11. The One with Their Favorite Colors
Gawat, aku main-main sampe lupa waktu.
Bukan main-main, sih, sebenernya ... huhu ... aku nggak berani noleh ke belakang. Mana malu banget lagi sama Nahokai sampai-sampai aku terpaksa duduk di sampingnya karena nggak ada tempat lagi. Berkali-kali aku menyengir sambil mencoba menjelaskan, tapi orang kerpercayaan Hiu yang diimpor langsung dari Hawaii itu cuma tersenyum paham, dan bilang enggak apa-apa, itu wajar. Makin kerasa nggak wajar aja malahan. Jangan-jangan dia menganggapku sama aja kayak cewek-cewek Hiu yang lain?
Ya, tapi, kan, aku istrinya, ya .... Istri itu buat seumur hidup, lho, ya emang wajar kali kalau belanjanya habis banyak. Dia juga, sih. Tadi, kan, aku nanya lewat chat, kalau aku mau belanja boleh nggak? Dia bilang belanja aja, kartunya masih dipegang, kan? Kubilang masih. Terus aku nanya lagi, boleh belanjanya berapa banyak? Lima juta boleh? Ngetes aja. Itu udah lumayan banyak, sih, buatku sekali jalan, beli baju satu, parfum satu, lipstik, biasanya udah, sisanya mau makan, sama beli eskrim. Eh, masa dia bilang mau belanja apa kamu duit segitu? Dia bilang belanja sekalian aja, biar besok-besok nggak bolak-balik ngemal kayak nggak ada yang ngurus. Yaudah, kan, aku jadinya lupa diri. Nanti pasti aku dicuci di mesin cuci sama dia, nih. Udah tadi pagi aku kesiangan, dia bikin kopi sendiri. Sekarang sekali belanja habis hampir tujuh puluh lima juta. Aku juga nggak ngerti, kok, bisa banyak banget.
Tapi, aku butuh barang-barang itu ....
Warna seprai yang dibeli Hiu buat rumah baru semuanya monokrom: putih, krem, abu-abu, bahkan hitam. Aku butuh warna di dalam kamar yang superluas itu, jangan sampe aku kebawa suram mentang-mentang jadi istrinya. Terus tadi aku beli pajangan-pajangan yang bisa kutaruh di built-in-closet kamarku biar kesannya nggak sepi. Beli sepatu juga tiga pasang, hair-drying set, parfum (satu ... etalase), skincare, laptop buat ngedit foto-foto (habisan aku nggak dikasih pulang, laptop-ku, kan, di rumah) .... oh, ya banyak juga, ya .... Tadinya aku mau beli kamera juga, tapi, kok, kesannya kayak orang nggak pernah pegang kartu unlimited aja (padahal emang nggak pernah), kasihan papiku ntar dikira nggak pernah mendidik anaknya biar nggak jadi cewek aji mumpung.

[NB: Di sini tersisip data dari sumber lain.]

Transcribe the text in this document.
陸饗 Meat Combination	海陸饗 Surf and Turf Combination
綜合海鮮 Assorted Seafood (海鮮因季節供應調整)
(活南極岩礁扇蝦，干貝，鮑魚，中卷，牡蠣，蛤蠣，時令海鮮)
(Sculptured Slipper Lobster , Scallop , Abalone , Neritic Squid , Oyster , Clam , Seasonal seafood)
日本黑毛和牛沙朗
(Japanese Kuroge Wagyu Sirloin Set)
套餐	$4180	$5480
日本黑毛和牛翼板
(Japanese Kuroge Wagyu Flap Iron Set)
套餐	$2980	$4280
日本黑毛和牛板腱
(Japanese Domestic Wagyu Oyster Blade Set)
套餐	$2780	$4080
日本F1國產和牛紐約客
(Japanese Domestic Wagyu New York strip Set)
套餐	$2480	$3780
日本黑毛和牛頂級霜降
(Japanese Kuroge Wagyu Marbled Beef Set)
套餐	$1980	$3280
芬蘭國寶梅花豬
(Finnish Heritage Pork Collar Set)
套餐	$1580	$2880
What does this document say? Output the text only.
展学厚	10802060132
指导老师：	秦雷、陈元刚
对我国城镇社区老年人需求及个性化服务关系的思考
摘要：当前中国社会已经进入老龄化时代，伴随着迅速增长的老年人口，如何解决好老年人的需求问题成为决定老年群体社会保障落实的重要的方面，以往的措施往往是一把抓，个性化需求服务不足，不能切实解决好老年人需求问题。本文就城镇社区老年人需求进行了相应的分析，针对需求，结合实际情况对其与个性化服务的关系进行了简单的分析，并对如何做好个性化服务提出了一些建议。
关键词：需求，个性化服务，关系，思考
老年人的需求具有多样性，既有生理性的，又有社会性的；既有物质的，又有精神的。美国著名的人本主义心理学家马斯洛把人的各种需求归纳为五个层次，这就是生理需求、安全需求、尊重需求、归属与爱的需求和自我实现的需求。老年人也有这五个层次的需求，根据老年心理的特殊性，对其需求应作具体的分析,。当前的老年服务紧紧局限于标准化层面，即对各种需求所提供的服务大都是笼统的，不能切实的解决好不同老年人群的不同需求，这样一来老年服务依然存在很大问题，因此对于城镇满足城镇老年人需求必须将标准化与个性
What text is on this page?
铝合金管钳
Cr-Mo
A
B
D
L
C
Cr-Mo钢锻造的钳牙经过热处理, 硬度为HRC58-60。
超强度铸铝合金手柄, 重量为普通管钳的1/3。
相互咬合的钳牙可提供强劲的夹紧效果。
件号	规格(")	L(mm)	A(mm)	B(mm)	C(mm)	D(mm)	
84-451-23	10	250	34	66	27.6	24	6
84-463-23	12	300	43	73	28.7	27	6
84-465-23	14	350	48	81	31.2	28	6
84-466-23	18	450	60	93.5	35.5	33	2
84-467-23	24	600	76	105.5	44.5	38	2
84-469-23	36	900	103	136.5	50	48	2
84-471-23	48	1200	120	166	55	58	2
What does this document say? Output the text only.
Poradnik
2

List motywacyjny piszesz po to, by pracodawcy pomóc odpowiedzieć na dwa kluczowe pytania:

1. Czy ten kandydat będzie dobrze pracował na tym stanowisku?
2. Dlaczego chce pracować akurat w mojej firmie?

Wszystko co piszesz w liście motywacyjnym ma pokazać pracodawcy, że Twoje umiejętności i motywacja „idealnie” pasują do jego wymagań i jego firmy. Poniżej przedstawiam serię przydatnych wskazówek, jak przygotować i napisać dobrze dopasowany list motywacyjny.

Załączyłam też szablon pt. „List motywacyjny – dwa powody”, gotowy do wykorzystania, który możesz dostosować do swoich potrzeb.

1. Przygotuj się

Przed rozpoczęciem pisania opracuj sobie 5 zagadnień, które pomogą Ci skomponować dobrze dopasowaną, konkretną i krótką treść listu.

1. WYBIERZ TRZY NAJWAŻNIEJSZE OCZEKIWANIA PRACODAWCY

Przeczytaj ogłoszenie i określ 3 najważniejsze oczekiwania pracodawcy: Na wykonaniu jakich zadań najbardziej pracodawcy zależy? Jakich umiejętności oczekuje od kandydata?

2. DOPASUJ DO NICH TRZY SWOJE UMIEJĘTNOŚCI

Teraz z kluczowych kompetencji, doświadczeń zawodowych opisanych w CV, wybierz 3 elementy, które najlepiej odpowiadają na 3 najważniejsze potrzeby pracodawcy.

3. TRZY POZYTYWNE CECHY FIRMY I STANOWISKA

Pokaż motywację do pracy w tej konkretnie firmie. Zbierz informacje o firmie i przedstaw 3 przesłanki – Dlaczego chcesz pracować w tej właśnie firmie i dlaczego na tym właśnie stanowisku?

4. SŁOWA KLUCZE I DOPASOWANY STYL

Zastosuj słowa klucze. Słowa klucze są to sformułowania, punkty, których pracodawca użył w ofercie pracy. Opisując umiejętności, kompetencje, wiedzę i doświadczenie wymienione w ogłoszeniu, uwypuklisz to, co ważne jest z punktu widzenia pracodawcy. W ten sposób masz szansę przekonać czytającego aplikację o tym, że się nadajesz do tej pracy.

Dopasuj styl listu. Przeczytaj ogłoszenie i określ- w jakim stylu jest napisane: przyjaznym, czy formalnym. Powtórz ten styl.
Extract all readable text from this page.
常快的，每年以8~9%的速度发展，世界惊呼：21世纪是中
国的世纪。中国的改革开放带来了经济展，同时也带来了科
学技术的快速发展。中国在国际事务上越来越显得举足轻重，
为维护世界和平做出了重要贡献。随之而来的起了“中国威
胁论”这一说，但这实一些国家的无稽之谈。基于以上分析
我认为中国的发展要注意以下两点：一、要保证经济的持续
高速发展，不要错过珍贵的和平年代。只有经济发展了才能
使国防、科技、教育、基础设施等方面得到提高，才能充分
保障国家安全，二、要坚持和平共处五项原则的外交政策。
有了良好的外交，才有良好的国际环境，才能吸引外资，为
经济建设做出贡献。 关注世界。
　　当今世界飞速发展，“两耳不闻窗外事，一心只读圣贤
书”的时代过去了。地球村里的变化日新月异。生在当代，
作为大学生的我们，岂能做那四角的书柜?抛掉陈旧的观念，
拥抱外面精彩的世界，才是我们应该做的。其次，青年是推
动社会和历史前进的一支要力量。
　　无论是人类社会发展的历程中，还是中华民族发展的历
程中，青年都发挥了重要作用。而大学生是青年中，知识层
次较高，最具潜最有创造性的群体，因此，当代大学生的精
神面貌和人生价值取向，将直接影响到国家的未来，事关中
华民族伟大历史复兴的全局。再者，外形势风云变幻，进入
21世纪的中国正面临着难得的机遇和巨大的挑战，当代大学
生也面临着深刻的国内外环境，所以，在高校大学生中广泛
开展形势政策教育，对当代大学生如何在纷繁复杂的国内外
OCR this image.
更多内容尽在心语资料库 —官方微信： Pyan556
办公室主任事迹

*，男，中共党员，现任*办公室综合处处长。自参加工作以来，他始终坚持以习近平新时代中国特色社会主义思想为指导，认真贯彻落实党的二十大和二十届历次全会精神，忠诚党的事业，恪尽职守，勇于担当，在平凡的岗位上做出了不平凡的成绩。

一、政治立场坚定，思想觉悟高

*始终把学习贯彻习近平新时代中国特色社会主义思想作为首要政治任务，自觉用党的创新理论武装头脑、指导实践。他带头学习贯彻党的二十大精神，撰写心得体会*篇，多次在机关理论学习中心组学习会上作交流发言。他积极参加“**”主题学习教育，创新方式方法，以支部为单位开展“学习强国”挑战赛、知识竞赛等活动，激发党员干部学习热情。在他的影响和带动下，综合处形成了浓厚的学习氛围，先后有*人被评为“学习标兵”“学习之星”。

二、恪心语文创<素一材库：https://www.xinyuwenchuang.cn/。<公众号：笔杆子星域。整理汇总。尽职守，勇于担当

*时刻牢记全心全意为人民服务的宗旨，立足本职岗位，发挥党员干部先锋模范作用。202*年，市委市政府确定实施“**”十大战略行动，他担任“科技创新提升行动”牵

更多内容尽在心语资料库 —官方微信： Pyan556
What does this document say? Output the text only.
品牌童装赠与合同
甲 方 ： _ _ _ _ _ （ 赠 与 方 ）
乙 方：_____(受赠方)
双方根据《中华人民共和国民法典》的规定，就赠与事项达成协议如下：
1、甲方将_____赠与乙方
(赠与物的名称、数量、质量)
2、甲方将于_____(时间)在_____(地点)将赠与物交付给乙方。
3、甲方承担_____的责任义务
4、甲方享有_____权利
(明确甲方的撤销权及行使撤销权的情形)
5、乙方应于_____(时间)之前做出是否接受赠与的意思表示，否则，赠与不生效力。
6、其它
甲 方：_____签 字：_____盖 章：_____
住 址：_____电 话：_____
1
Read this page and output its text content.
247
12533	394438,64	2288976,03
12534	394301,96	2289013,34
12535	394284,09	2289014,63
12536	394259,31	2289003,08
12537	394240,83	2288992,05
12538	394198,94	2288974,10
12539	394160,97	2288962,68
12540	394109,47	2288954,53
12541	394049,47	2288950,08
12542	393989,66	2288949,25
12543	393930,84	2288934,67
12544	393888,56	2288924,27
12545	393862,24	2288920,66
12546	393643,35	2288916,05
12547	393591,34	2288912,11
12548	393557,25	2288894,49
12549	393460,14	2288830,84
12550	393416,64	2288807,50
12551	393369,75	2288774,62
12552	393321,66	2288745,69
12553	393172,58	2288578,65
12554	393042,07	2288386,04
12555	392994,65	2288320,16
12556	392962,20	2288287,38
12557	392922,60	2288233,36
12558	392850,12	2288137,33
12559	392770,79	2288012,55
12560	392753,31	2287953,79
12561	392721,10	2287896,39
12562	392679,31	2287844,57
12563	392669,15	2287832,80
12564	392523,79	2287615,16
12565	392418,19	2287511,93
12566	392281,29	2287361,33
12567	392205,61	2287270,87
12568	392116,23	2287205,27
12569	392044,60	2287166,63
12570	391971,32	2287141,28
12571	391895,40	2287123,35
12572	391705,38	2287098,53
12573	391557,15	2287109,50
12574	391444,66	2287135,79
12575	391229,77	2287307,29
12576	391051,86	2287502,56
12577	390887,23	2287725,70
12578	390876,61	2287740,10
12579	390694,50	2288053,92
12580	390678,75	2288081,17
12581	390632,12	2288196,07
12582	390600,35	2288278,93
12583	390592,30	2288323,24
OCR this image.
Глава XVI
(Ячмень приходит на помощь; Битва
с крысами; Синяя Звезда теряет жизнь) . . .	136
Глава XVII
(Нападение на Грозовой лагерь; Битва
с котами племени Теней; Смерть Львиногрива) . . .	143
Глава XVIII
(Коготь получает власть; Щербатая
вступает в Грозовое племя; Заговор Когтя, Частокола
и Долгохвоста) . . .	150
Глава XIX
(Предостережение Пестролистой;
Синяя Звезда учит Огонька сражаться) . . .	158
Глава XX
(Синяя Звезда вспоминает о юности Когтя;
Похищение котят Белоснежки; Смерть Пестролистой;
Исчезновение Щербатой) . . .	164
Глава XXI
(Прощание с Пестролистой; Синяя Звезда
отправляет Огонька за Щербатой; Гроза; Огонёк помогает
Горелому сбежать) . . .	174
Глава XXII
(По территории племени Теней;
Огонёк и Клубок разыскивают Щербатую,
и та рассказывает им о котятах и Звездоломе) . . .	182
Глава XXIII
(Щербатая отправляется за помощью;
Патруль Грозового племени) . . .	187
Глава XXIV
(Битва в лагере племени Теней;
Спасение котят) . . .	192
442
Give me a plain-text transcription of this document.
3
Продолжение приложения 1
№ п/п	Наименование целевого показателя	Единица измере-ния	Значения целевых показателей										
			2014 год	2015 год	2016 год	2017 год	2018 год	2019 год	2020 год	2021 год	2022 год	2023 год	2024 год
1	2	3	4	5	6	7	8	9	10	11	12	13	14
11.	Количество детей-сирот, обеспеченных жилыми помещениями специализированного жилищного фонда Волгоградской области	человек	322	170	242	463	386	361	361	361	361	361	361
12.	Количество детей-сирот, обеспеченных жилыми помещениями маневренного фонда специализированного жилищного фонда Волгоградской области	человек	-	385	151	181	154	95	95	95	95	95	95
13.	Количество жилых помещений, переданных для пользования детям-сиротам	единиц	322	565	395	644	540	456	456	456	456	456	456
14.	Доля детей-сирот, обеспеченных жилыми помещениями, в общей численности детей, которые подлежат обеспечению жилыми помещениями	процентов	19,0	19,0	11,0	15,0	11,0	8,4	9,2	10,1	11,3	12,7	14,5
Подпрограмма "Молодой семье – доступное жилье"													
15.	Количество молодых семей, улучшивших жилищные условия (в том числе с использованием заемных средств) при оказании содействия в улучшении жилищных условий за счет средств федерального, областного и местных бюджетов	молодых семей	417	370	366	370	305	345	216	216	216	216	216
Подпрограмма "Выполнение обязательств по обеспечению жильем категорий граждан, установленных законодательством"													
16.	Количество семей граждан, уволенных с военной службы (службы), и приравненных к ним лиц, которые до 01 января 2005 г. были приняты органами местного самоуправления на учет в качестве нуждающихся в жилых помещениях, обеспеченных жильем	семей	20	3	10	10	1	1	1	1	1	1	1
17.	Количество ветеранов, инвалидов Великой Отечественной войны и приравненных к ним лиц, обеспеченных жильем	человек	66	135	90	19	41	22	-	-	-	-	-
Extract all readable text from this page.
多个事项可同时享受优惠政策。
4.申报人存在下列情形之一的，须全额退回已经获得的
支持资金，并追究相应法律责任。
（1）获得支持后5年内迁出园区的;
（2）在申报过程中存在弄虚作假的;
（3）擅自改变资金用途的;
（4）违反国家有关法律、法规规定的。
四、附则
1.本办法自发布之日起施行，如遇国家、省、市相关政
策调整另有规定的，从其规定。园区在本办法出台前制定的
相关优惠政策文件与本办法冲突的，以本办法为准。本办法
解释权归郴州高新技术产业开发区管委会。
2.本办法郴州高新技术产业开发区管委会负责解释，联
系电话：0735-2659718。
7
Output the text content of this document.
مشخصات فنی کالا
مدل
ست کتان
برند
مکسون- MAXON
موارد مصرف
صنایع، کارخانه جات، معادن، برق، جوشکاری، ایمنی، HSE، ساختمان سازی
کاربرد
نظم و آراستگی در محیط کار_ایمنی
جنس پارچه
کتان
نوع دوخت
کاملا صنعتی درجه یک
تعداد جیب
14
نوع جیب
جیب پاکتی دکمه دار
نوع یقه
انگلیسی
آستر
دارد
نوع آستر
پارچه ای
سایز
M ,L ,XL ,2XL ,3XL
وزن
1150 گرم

Begitu pintu gerbang dibukain satpam dan mobil masuk halaman, pintu rumah terbuka, dan munculah Raja Laut Dalam itu dengan kedua tangan ditaruh di pinggang. Mana dia udah rapi banget pake celana jin, dan sweatshirt. Rambutnya setengah basah digerai, alisnya naik sebelah menungguku keluar dari mobil. Kayaknya kalau dia ada keturunan naga, ekspresinya itu menandakan bahwa dia udah siap menampung gas di kerongkongannya sebelum menyemburkan api. Tiga detik lagi aku bakal gosong.
"Mati aku," batinku yang ternyata kugumamkan.
Nahokai menahan senyumnya. "Nggak apa-apa, Nyonya. Bilang saja di jalan tadi macet."
"Thanks, Kai," ucapku lesu seraya turun dari mobil dan bersiap masuk ke mulut ikan paus.
"Do you know what time it is?" semprotnya dengan suara menggelegar bahkan sebelum kedua kakiku menapak di tanah. "Tadi aku bilang sampai rumah dan udah siap pukul berapa?"
"Empat," jawabku, menunduk. Belum juga dia nemuin belanjaanku yang semobil, bisa kering, nih, aku diomelin.
"Ini pukul berapa?"
"Empat."
"Terus ngerasa bener, gitu?"
"Tadi di jalan macet," aku mengamalkan saran Nahokai.
"Kalau kubilang pukul empat udah siap itu, ya, kamu perhitungkan sama perjalanannya, dong. Sejak kapan jalanan nggak macet? Bukan malah jam segini kamu masih harus mandi, ganti baju, apalagi kamu bedakannya lama banget seabad, kalau papaku nggak cancel flight, bisa-bisa kita sampai sana papaku udah cabut! Ayo cepet masuk, mandi, siap-siap, kutunggu lima belas menit."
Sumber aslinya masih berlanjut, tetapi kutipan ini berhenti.